Long Season Mental Approach Tips

With spring comes the end of winter sports and the kick off of baseball throughout the country. How can athletes prepare for the onslaught and sheer length that is 162 games, maybe more if they are lucky? Here are my thoughts to make tackling the mental approach for the long haul more effective.

  1. Find fun and be yourself. The best opportunity to not only perform optimally but to bring that level of performance day in and day out is to enjoy the process involved with training, preparing, and performing. Find what about the game most intrigues you, how fortunate you are, and explore how you can give yourself more enjoyment. Do this while being your true self. We are most happy when we can just be us and do what we love to do.
  2. Have clear goals. Don’t burn yourself out with monotony. Challenge yourself in different ways and continue to grow as an athlete and human. This will keep you motivated, build confidence with every goal you attain, and provide learning opportunities for you to understand how you best improve.
  3. Balance long-term (LT) and short-term (ST) mindsets. There are pros and cons to thinking in the LT and ST. The skill is knowing when to leverage each one. Thinking in the LT is beneficial when you need the big picture or the culmination of your efforts to motivate you. I also harp of leveraging LT thinking when coming off setbacks. At the beginning of the season, you have such a long time to adjust and improve. At the end, you can rely on a season of successful performances to help bulldoze through ST failures. ST mindsets is where athletes should live! ST thinking provides more sense of control, clearer performance feedback, and allows you to focus more on the process of performing every second. Win every play.

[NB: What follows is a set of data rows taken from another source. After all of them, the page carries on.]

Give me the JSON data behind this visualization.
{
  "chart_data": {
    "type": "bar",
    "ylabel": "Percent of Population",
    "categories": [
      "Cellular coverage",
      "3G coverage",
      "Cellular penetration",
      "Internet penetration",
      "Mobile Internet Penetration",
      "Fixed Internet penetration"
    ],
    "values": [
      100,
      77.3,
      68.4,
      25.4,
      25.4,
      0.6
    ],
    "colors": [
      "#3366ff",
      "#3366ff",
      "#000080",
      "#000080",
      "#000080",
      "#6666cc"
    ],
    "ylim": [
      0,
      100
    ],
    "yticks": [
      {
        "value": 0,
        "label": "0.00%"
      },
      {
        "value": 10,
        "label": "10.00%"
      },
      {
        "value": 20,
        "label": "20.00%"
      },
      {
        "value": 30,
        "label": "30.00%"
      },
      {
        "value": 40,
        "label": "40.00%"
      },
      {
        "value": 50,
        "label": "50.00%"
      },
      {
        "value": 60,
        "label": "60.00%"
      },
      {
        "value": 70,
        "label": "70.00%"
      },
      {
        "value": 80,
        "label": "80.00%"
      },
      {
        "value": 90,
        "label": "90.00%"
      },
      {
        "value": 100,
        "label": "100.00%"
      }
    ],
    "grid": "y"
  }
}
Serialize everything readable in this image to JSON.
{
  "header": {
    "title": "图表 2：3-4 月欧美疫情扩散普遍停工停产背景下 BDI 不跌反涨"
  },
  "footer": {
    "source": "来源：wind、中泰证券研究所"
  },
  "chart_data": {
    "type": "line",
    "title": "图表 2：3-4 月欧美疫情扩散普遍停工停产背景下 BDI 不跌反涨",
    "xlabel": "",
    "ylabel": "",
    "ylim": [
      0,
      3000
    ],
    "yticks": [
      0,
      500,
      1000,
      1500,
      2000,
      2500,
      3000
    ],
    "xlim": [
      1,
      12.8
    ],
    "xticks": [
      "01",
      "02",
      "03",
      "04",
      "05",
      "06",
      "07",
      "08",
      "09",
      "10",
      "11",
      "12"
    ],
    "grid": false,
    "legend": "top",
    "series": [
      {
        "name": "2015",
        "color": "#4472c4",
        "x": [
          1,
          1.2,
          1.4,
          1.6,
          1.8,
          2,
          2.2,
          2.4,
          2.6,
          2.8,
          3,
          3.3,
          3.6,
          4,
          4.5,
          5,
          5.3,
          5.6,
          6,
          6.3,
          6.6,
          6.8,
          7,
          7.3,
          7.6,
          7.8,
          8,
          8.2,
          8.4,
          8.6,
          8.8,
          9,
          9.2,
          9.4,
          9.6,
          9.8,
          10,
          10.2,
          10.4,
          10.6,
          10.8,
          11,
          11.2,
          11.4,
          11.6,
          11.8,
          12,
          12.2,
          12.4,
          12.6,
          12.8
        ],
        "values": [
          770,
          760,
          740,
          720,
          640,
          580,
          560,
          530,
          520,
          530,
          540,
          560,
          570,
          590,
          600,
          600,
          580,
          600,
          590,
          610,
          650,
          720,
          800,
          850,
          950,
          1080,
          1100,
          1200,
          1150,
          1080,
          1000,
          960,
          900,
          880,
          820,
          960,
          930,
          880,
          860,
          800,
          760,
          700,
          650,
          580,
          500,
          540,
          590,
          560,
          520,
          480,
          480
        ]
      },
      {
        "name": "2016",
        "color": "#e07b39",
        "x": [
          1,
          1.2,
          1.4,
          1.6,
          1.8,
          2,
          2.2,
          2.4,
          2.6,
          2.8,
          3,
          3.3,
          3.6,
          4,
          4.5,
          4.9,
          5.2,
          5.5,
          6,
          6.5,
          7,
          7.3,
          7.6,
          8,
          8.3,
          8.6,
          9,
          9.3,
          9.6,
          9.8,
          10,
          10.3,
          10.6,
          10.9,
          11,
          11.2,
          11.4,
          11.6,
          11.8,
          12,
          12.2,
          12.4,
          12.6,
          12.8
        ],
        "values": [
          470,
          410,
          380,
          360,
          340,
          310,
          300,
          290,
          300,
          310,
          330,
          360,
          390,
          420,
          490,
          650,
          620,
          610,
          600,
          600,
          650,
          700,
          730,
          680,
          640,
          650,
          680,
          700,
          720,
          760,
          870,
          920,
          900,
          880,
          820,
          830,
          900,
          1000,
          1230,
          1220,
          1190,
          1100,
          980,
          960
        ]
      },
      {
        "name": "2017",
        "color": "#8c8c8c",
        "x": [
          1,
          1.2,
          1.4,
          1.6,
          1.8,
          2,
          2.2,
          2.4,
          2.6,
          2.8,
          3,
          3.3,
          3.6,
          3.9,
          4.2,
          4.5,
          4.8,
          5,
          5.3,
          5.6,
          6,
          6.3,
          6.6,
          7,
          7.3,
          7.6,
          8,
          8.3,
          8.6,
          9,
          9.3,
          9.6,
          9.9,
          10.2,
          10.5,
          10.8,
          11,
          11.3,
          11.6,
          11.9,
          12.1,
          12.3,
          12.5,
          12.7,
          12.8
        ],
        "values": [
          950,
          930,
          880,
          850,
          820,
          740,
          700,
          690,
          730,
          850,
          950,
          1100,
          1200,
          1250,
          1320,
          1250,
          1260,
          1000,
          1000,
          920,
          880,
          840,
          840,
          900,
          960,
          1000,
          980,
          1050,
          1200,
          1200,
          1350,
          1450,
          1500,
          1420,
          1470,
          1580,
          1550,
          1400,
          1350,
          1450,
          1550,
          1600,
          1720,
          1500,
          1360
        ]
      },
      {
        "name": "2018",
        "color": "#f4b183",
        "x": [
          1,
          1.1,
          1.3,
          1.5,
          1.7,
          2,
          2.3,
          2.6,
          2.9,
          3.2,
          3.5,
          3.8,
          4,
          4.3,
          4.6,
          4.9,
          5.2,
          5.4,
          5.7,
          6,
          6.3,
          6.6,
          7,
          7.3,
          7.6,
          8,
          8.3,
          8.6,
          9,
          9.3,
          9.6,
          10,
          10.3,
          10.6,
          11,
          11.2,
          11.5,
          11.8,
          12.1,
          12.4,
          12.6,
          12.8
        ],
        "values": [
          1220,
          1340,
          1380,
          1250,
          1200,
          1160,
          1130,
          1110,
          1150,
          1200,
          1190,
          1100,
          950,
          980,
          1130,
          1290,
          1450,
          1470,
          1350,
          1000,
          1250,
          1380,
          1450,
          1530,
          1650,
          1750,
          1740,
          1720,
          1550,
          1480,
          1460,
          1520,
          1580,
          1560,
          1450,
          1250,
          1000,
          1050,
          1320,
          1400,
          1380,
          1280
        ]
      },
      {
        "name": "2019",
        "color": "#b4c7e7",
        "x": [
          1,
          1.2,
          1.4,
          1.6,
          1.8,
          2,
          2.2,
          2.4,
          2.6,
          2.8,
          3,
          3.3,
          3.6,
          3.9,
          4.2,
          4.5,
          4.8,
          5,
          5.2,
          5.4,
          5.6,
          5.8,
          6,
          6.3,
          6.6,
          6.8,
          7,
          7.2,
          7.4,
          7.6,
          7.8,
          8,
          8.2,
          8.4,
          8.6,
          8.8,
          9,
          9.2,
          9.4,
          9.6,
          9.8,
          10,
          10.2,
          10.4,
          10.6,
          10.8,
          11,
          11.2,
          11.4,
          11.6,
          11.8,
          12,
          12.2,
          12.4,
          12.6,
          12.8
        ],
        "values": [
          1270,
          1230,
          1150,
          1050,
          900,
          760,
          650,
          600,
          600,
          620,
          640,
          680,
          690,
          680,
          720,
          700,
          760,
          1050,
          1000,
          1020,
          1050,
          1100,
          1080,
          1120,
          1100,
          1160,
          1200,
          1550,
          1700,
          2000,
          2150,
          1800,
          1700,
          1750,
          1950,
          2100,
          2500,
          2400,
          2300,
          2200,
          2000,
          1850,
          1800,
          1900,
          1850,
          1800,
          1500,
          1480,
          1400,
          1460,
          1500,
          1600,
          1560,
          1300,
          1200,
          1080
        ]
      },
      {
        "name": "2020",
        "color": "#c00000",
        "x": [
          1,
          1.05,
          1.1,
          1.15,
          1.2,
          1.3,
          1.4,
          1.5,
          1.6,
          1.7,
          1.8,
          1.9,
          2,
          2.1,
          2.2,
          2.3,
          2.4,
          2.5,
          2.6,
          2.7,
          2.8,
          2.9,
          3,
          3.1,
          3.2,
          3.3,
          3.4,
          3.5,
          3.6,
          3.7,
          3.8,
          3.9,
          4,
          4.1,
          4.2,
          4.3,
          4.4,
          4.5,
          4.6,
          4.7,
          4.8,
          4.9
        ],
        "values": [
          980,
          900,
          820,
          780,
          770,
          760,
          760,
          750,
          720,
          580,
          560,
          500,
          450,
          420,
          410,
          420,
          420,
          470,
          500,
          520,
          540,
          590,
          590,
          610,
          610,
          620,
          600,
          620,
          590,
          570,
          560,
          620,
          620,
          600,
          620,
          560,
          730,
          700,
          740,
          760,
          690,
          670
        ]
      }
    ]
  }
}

  4. Manage your energy. Our physical and mental energy is a finite resource. Find ways to recreationally recharge, doing things you enjoy and potentially could provide active recovery. I challenge athletes to explore and incorporate long-term energy control strategies like autogenic training, progressive relaxation, meditation, diaphragmatic breathing, yoga, and imagery training.
  5. Take a snapshot of how opening day feels. I remind athletes to take inventory of how opening day is so they can go back and use that experience as fuel when they need it. Opening day is exciting, motivating, full of possibility and positivity. Shouldn’t every day be this way?
  6. Build on successes. All sports, not just baseball, are so stat-heavy that we judge others and ourselves on batting averages, ERAs, OB%, and first-pitch strikes. When we do not fulfill these categories adequately we tend to see our performance and the day as a failure. What is ignored is all the things you did right that day. Most likely 96% of your tasks you completed with flying colors. Don’t ignore it.
  7. Connect with those around you. It is a long season. Everyone needs others to lean on not just in times of stress and struggle but social support and the sense of connection within a team actually improves everyone’s ability to perform better.